The Grapevine

Mind Games: The Psychology of Retail for Wine Shops

June 9th, 2015

You know the biggest consumer brands in the world don’t leave much to chance. They have the resources to test the effects of everything from the music playing in their chain stores and restaurants to the width of their aisles. We can borrow from their findings. [level-members]

Here are some tips we can take from restaurants and other large consumer retailers to help increase our bottom lines.

Wines Won’t Sell Themselves
Sure, great labels and names can help, particularly at the lower prices, so including some upright bottles in your displays makes sense, but be sure to include “staff picks” or similar shelf cards to say more about select wines. Descriptive language will make these wines more appealing and help get your customers emotionally invested.

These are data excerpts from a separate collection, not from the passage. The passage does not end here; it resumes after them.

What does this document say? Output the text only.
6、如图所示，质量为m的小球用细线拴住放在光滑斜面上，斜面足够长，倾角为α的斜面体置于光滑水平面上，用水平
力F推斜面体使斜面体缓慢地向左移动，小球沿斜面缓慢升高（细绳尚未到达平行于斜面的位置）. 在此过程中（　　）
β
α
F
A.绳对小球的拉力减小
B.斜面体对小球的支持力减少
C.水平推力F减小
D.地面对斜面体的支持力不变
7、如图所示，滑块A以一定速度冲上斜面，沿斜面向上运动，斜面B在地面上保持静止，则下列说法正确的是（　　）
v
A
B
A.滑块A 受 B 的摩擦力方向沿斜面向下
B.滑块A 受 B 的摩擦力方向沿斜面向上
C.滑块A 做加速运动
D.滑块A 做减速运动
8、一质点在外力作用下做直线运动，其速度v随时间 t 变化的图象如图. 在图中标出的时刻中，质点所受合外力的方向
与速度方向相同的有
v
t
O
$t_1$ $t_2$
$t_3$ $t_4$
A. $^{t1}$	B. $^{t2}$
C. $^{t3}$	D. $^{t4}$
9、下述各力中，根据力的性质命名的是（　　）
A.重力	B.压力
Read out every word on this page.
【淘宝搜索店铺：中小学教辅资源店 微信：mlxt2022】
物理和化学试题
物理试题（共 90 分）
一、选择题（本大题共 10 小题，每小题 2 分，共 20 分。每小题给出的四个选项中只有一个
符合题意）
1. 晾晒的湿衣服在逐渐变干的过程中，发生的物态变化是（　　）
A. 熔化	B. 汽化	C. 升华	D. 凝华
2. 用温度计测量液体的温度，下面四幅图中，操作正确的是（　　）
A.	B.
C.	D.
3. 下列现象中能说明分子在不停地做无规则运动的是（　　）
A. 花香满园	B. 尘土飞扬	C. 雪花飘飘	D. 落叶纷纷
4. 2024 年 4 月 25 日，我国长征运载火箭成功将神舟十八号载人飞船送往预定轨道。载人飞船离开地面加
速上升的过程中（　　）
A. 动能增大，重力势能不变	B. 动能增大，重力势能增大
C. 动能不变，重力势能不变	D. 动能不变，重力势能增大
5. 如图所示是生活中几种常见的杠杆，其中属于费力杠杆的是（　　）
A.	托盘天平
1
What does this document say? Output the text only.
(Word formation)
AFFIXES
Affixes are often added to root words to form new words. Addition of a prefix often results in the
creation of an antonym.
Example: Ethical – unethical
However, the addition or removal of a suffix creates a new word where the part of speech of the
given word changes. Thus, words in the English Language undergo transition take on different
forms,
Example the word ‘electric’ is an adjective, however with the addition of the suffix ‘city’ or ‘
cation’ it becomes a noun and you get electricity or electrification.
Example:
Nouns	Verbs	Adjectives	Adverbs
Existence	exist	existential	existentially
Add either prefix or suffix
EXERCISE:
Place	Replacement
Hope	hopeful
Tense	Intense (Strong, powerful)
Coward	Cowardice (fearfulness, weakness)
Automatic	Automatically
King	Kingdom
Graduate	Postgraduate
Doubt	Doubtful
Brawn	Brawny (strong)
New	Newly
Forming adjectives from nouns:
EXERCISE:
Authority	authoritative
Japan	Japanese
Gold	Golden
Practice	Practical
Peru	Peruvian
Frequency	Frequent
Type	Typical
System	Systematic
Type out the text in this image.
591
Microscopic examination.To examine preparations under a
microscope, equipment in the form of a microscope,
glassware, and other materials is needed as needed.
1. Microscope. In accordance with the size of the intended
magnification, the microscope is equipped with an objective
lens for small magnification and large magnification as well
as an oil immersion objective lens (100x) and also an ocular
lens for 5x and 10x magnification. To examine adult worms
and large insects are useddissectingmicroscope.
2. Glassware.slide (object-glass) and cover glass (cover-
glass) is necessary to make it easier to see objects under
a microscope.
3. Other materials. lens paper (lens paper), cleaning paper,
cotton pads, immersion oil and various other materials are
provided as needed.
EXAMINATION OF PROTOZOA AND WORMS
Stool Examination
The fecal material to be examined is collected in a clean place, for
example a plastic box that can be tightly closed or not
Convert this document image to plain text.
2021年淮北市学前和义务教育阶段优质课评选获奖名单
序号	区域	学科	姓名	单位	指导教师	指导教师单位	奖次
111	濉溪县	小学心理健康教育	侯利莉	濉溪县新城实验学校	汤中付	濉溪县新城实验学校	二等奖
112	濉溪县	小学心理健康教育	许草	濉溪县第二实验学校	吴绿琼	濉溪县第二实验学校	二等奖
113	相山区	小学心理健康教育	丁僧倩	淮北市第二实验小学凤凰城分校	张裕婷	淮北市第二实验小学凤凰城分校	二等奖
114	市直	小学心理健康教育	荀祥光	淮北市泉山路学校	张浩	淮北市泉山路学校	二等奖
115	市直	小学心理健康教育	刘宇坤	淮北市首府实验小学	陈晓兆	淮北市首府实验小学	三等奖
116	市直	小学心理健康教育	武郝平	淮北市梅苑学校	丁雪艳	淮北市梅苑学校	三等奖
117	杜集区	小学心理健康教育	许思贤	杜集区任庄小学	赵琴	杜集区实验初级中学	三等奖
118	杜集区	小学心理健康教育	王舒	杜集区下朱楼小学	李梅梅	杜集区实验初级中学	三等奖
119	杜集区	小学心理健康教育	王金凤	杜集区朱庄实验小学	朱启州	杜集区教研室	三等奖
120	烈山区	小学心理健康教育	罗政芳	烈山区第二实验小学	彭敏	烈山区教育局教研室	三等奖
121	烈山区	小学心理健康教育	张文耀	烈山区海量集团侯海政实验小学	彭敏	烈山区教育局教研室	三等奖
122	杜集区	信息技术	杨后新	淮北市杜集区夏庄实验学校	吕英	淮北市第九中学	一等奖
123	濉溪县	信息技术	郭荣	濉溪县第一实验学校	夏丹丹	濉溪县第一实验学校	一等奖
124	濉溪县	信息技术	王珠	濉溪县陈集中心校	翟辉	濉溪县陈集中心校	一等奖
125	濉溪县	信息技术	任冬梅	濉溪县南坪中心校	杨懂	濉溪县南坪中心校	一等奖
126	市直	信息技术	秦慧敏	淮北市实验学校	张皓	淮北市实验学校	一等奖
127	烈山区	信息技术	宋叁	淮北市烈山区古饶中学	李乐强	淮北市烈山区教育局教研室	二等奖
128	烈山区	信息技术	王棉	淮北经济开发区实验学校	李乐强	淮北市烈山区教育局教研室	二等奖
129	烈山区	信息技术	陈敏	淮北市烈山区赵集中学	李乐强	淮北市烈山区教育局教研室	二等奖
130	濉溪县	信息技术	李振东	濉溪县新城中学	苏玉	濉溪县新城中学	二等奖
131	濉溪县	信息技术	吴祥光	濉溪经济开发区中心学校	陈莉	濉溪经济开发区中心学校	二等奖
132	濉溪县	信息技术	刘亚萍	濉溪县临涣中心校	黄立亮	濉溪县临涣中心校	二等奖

Personalizing these descriptions – Andrew’s Favorites, Laura’s Recommendations – is another way to create that connection.

Pricing Properly
There is some evidence that consumers view products with prices ending in .99 as being good values but not good quality. You may want to consider prices ending in .95 for your less expensive goods and deal only in round numbers for higher-priced items.

A Picture is Worth a Thousand Words
Images sell, so perhaps a great image of, say, the French countryside next to a new wine you’re featuring from the Loire is in order. Or a photo of a juicy steak dinner to pair with the California Cabernets …

Less is More
“Analysis paralysis” is a thing. Give most people too many choices and they shut down, opting not to make a choice at all. So help them along with suggestions of mixed cases – a summer sampler, perhaps, or a trip through Italian wine regions, or a Friday Night Sampler which could be 3 pairs of wines to taste, 2 at a time, over the next three Friday nights with pizza, burgers on the grill and a summer salad. Make it easy for them to decide by deciding for them.

More is More
Don’t be afraid to showcase wines that are more expensive than your usual clientele seems to like. It may attract a new clientele. More importantly, it can make the wines they’re really interested in seem like bargains in comparison.

It can be hard to measure the results of efforts like these – we typically have smaller sample sizes to work with than large chain stores and restaurants – but if you pay attention to rolling these out consistently, you should be able to tell pretty quickly what works with your particular audience.